In the bell tower scene where Scottie is chasing Madeleine, it is where his masculinity is compromised once more because of his acrophobia. He should have taken his role as a man and stopped her from falling, he should have rescued her, but he failed and she fell to his death. Elster had hired Scottie to follow his wife, but once again, he failed at his job, like he did as a policeman. Scottie is plagued by nightmares of the tragic event. He is falling, like Madeleine, haunted by Carlotta Valdez, colours flash red, signifying not only Scotties vertigo but also his fantasies.

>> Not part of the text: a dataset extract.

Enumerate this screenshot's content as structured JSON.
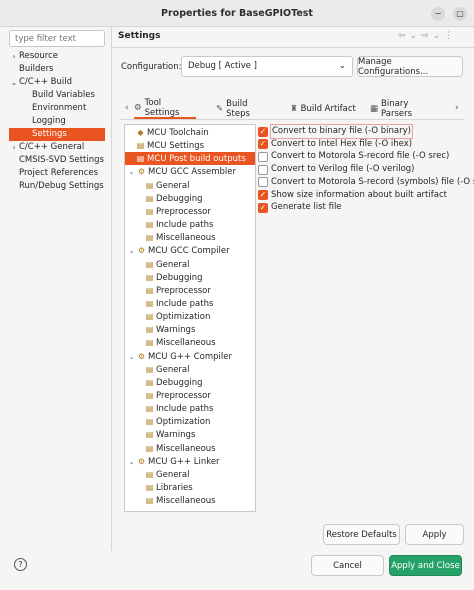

Fig. 14 – Re-occurring fall

When Scottie is back in San Francisco, every woman he sees bears a resemblance to Madeleine. Women on the street, in restaurants…He seems like a broken man, not the strong counterpart that the audience want to relate to. He follows a woman, Judy, to her apartment and asks her out to dinner. Slowly, we can see Scottie becoming more and more obsessed with Judy, asserting his masculinity by offering to take care of her, but her flowers, clothes. Judy is becoming “an ideal passive counterpart to Scottie’s active sadistic voyeurism. She knows her part is to perform, and only by playing it through and then replaying it can she keep Scottie’s erotic interest” (Mulvey, 2009: 25).

We, as an audience, have already made the discovery that Judy really is Madeleine, that she played a part for Elster. It is an uncomfortable discovery as Scottie doesn’t know. We almost feel as though we are cheating him, he’s falling into a trap and we can’t warn him. We are only watchers to the scenes playing out before us, regardless of us; things will still happen and go forth. “The essential fact is to get real suspense you must let the audience have information” (Hitchcock cited in Bays, 2004).

Scottie is trying his hardest to change Judy to Madeleine, and she is letting him. The roles of passive female and the active male are mirrored in the re-enactment of a scene that happened between Scottie and Madeleine. She is a visually objectified other, confirmed by her dress, make up and style. Also, this, again, can be linked back to the Oedipus/Castration complex, when the sole object of the boy’s desire was his mother. In his eyes, she was the perfect woman and satisfied all his needs. It is only when Scottie is happy that Judy looks enough like Madeleine that he begins to become sexually attracted and interested in her. He has successfully turned her into a fetish; he has eliminated the threat of castration. The tower in which Madeleine and Judy both fell off are very symbolically phallic, re-asserting the masculinity of the situation.

The film makes the audience confront their own lives and past.